Step 4: Batch Embedding Example¶

batch_texts = [
    "Graph databases are great for relationships.",
    "Vector search enables semantic retrieval.",
    "OpenAI provides powerful embedding models.",
]
batch_embeddings = embedding_client.embed_many(batch_texts)

docs = [
    {"item_id": f"batch_{idx}", "embedding": emb, "metadata": {"text": text}}
    for idx, (text, emb) in enumerate(zip(batch_texts, batch_embeddings))
]
vector_collection.insert_many(docs)
print(f"Inserted {len(batch_texts)} documents with OpenAI embeddings.")

Full Example¶

import os
from pymongo import MongoClient
from graphbit import EmbeddingConfig, EmbeddingClient

OPENAI_API_KEY = os.getenv("OPENAI_API_KEY")
MONGO_URI = "mongodb://localhost:27017"
client = MongoClient(MONGO_URI)
db = client["graphbit_demo"]

# General CRUD
col = db["general_data"]
col.insert_one({"name": "Alice", "role": "engineer", "age": 30})
print(col.find_one({"name": "Alice"}))
col.update_one({"name": "Alice"}, {"$set": {"age": 31}})
print(col.find_one({"name": "Alice"}))
col.delete_one({"name": "Alice"})

# Vector storage and search
embedding_config = EmbeddingConfig.openai(OPENAI_API_KEY, "text-embedding-3-small")
embedding_client = EmbeddingClient(embedding_config)
text = "This is a sample document for vector search."
embedding = embedding_client.embed(text)
vec_col = db["vector_data"]
vec_col.insert_one({"item_id": "item123", "embedding": embedding})

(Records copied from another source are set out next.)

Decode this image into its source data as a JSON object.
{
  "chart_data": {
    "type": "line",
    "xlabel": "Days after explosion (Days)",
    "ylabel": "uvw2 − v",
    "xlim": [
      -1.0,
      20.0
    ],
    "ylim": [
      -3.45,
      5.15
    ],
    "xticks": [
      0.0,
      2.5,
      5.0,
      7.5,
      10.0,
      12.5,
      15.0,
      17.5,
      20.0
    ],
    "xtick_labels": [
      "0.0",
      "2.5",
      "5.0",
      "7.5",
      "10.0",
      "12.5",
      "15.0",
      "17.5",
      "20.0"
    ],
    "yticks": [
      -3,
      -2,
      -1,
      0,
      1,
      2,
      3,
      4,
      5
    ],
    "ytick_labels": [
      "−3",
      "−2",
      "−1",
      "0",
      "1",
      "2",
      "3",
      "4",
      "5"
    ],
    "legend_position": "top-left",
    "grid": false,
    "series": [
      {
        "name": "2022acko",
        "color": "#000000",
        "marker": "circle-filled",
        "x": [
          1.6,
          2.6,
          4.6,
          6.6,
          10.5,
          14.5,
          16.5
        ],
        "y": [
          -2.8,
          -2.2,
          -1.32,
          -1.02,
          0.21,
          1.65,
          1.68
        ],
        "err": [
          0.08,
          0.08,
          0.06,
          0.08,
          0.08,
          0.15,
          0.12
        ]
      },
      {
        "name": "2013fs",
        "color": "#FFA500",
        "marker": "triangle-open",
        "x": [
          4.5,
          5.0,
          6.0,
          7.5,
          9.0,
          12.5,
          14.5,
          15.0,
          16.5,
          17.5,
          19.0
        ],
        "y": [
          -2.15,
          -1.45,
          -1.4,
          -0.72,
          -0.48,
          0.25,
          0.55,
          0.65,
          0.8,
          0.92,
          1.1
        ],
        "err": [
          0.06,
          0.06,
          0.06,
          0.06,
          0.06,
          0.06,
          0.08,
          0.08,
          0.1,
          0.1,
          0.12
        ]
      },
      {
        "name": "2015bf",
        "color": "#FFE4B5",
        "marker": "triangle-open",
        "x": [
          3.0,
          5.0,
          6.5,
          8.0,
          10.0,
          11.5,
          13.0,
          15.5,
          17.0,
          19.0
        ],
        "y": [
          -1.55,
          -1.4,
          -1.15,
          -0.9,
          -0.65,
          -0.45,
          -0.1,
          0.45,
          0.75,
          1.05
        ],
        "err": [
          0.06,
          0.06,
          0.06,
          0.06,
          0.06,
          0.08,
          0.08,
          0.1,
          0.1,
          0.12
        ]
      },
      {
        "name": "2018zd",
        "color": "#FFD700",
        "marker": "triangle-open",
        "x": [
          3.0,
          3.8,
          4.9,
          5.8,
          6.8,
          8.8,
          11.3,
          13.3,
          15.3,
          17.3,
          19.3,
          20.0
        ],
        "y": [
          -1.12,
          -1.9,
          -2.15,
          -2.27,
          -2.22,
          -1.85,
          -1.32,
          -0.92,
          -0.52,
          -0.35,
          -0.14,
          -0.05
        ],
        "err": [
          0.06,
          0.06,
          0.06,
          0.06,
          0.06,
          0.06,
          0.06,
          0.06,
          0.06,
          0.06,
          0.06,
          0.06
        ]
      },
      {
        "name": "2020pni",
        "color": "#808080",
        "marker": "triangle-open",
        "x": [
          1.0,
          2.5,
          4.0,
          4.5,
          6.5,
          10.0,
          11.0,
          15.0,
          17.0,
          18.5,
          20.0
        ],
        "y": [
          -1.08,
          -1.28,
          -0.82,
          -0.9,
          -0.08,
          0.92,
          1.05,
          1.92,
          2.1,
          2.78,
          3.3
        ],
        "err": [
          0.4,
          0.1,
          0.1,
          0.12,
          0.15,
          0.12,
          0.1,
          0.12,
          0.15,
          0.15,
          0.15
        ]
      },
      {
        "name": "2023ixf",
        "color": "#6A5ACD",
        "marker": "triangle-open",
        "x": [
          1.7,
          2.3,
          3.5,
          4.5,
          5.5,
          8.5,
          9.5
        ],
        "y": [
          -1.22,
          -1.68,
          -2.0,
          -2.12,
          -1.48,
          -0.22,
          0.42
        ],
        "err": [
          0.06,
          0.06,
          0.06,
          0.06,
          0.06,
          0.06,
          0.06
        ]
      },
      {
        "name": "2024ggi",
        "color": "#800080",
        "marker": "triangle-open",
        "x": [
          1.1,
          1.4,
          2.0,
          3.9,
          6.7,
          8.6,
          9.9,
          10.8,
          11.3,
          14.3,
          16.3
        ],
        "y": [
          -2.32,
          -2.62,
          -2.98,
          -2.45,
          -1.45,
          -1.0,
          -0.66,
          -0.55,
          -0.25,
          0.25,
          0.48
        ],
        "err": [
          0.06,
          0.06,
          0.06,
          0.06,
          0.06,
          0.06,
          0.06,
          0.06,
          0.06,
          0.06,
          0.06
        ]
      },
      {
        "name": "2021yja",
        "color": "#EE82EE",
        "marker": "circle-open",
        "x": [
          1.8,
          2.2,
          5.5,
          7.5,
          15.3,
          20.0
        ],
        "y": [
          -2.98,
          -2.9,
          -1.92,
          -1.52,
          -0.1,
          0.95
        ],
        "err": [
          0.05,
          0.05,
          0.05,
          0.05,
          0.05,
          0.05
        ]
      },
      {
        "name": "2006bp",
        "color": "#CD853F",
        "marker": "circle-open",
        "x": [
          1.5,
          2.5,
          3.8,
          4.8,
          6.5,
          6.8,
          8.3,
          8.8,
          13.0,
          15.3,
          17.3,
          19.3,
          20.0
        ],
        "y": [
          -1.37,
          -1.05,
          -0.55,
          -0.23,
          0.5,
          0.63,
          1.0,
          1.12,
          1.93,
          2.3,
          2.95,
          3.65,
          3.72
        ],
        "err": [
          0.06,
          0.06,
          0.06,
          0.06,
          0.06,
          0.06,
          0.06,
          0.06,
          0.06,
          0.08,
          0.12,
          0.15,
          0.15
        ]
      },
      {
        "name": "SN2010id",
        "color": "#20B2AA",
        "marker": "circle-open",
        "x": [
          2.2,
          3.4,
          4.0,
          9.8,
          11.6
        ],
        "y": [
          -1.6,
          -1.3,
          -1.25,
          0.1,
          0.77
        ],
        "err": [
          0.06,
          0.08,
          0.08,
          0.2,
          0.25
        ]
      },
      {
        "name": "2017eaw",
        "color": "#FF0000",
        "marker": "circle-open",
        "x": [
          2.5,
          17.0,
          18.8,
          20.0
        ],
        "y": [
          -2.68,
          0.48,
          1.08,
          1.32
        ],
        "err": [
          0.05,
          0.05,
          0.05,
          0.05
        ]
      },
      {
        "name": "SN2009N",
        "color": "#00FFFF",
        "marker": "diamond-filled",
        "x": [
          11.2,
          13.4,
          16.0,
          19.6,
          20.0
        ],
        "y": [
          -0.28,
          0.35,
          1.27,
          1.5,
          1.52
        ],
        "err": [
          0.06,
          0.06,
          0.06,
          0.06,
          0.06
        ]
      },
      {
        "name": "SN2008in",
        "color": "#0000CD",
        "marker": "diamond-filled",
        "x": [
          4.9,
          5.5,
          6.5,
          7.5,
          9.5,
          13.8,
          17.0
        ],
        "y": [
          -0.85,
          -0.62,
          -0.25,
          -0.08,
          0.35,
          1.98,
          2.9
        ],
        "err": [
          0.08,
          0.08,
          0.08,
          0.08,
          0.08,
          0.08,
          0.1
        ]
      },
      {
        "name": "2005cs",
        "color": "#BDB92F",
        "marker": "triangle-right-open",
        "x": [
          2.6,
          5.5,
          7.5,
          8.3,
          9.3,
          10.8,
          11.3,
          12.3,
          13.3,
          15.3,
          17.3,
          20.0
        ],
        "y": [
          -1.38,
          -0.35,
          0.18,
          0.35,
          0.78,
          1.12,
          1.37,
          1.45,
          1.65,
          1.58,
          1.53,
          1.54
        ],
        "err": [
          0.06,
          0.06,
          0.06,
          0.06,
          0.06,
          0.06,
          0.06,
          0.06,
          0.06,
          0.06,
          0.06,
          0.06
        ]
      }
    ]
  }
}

query_embedding = embedding_client.embed("Find documents related to vector search.")
best_doc = max(vec_col.find({}), key=lambda doc: EmbeddingClient.similarity(query_embedding, doc["embedding"]), default=None)
if best_doc:
    print(f"Most similar document: {best_doc['item_id']}")

# Batch insert
batch_texts = [
    "Graph databases are great for relationships.",
    "Vector search enables semantic retrieval.",
    "OpenAI provides powerful embedding models.",
]
batch_embeddings = embedding_client.embed_many(batch_texts)
vec_col.insert_many([
    {"item_id": f"batch_{i}", "embedding": emb, "metadata": {"text": text}}
    for i, (text, emb) in enumerate(zip(batch_texts, batch_embeddings))
])

This connector pattern enables you to use MongoDB as both a general-purpose and vector database in your AI workflows, orchestrated by Graphbit.